Migrating Big Data to the Cloud with WANdisco LiveMigrator, ADLS Gen2, Databricks and Delta Lake

Posted in Industry on Jul 15, 2019

The rise of the cloud has seen the most fundamental shift in IT in many decades. When deciding where new capabilities will be developed and operate, the cloud is now the first choice for most enterprises.

This is increasingly true for big data. The accelerating consolidation of and diminishing opportunities for Hadoop vendors is directly related to the increasing use of cloud-native systems for storing and processing big data, where you can take full advantage of cheap, scalable storage and the flexibility that comes from the capacity and breadth of analytic platforms there. Big data has found a natural home in the cloud, and organizations are tasked with taking advantage of it.

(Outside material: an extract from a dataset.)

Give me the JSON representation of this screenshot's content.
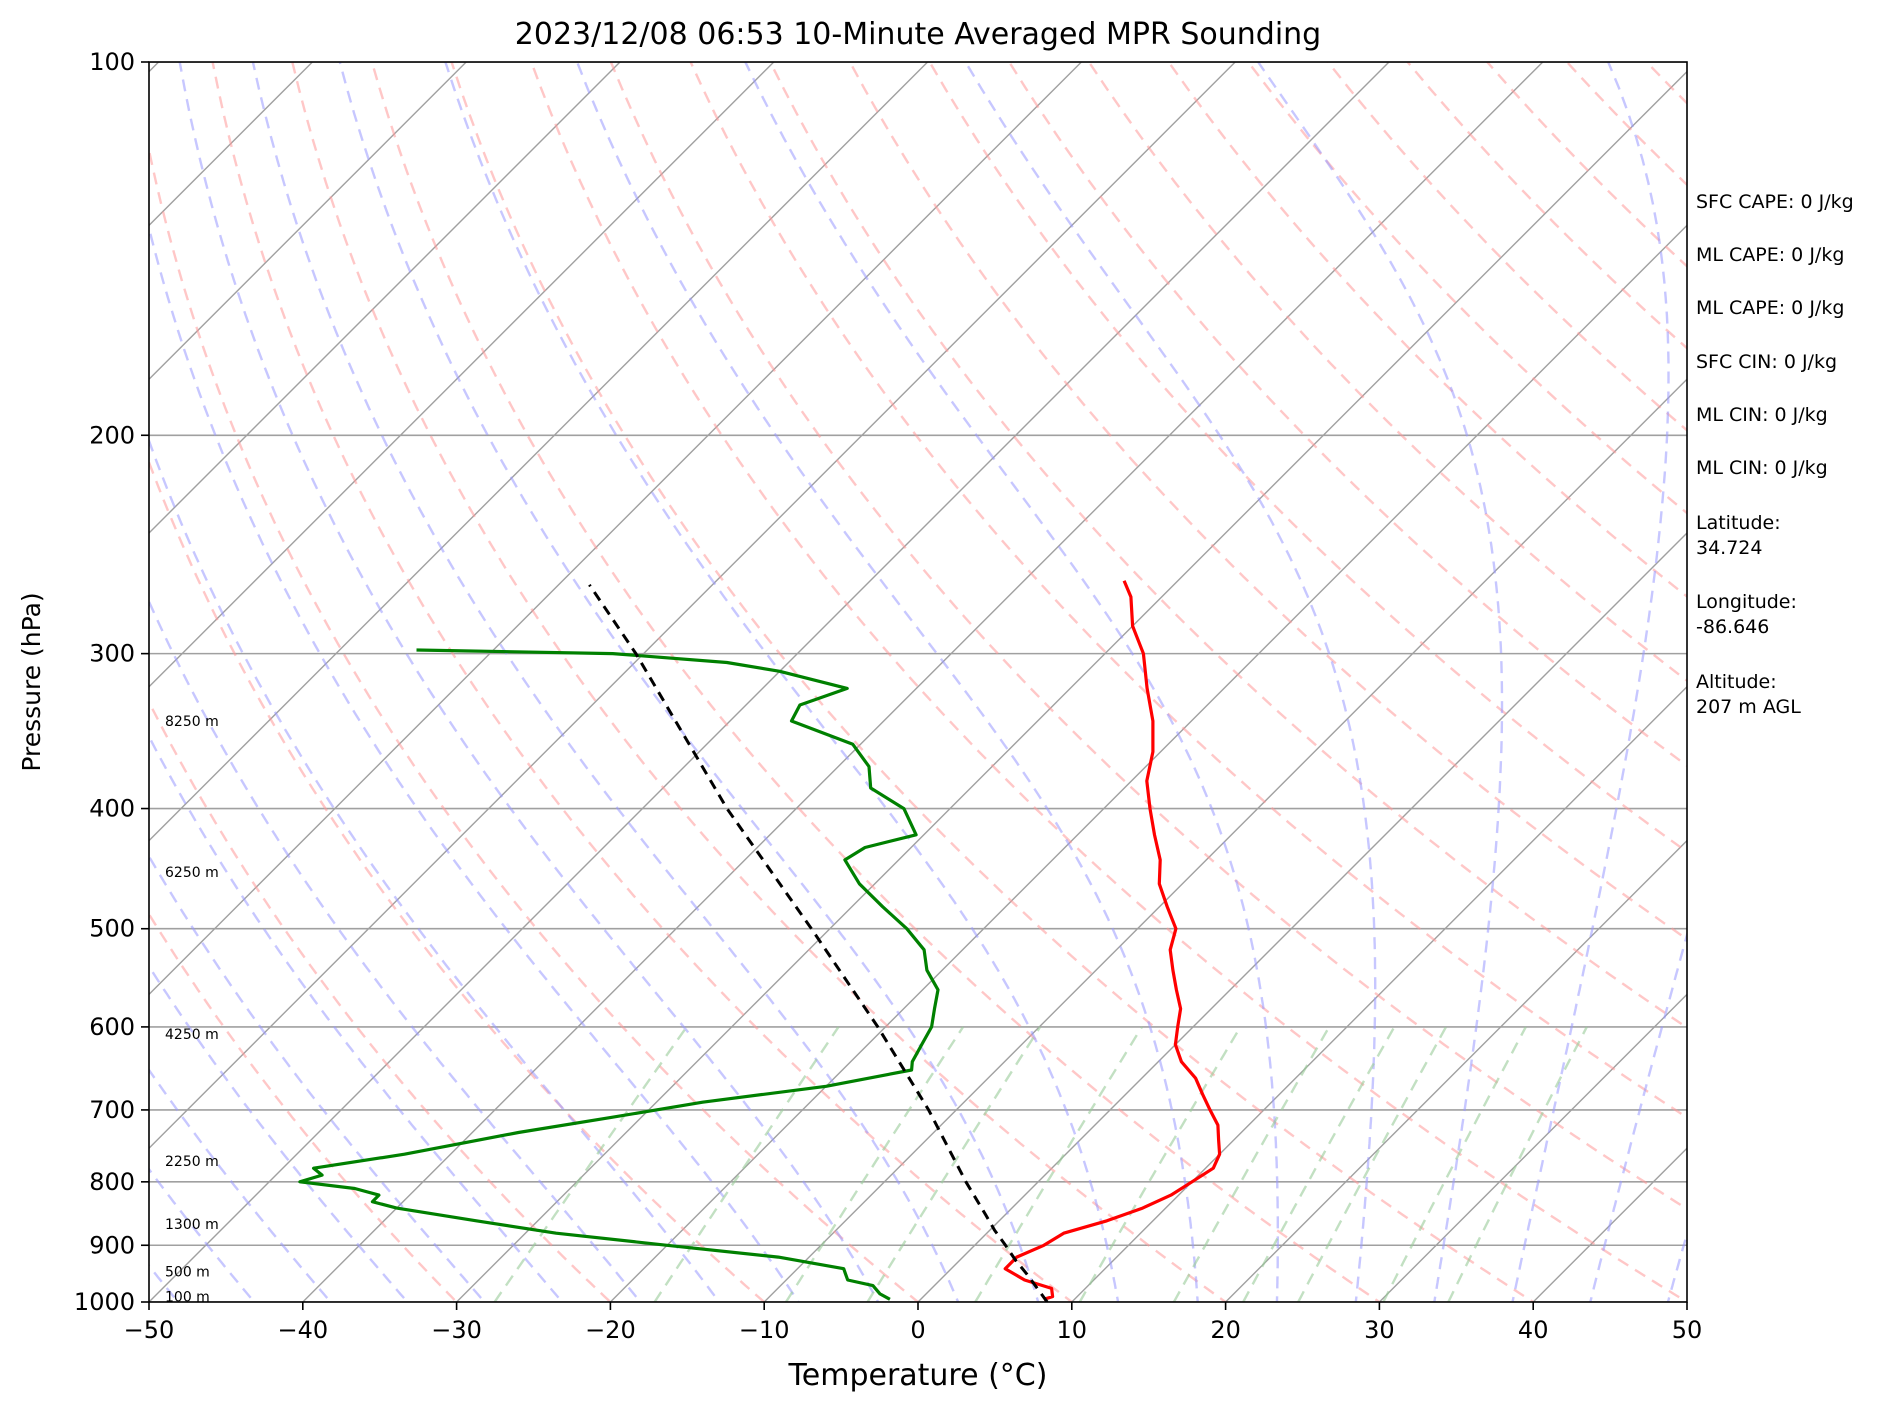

Hardware maturity cycle signals the right time for big data to move to the cloud

The economic advantages of the cloud for new big data systems are clear, but there is also a key reason why it is the right time now for organizations to make the shift to the cloud. The level of interest in Hadoop peaked in June 2015, and has been declining ever since.

The significant capital investments companies made to build out data centers to host their Hadoop data and workloads have just now moved past the typical 2 to 4-year depreciation period, allowing those costs to be written off now. Shifting from capital hardware depreciation to operational expenditure for cloud becomes straightforward.

The Hadoop distribution vendors are seeing the effects of this now, with Hortonworks being consumed by Cloudera, who have since reported challenges in maintaining business growth. Similarly, MapR missed a self-imposed deadline of 3 July to secure new funding or attract a buyout, leaving the company at risk of staff layoffs and closure of its headquarters.

ON-DEMAND WEBINAR

WANdisco, Databricks and Neudesic partner to accelerate and simplify your Hadoop migration

In this webinar, our experts discuss the benefits of adopting an advanced analytics platform to drive aspirational business outcomes and how migration to this advanced platform can be achieved from a legacy of on-premises Hadoop environments without disruption to your ongoing business operations and without risk of data loss.

Watch Now

Technical drivers for shifting big data to the cloud

Cloud-native analytic capabilities

Compounding the challenges for traditional big data vendors is the level of investment in cloud-native platforms for data storage, processing, analytics and machine learning. The core outcomes that on-premises big data systems were designed to address have been surpassed by more nimble systems that can be purchased by the minute, with manageable costs and consumption.

Databricks is the perfect example of this shift. By providing a unified analytics platform built on open-source Apache Spark that offers managed options in the major cloud providers, including AWS and Azure, Databricks handles all of the analytic processes with ease that previously suffered under inflexible and cumbersome Hadoop deployments on-premises. Databricks combines capabilities for:

Removing the devops burden of installing, running, scaling and maintaining Spark clusters that power large data engineering and machine learning projects,
Sharing code among developers and data scientists with familiar notebook-based definitions that include revision history and GitHub integration,
Automating product data pipelines with job scheduling, monitoring and debugging, and
Deep integration with the tools that are familiar to existing users of big data platforms, so that adopting an open and extensible platform is as simple as possible.

Cloud Storage

Another key advantage of the cloud has resulted from innovation in storage. AWS S3 was the first cloud-native service, offering “infinitely” scalable storage at extremely low cost by being designed for global scale from the outset, and jettisoning many of the assumptions about storage system needs at scale. AWS have since provided big data-native cloud storage capabilities with EMRFS.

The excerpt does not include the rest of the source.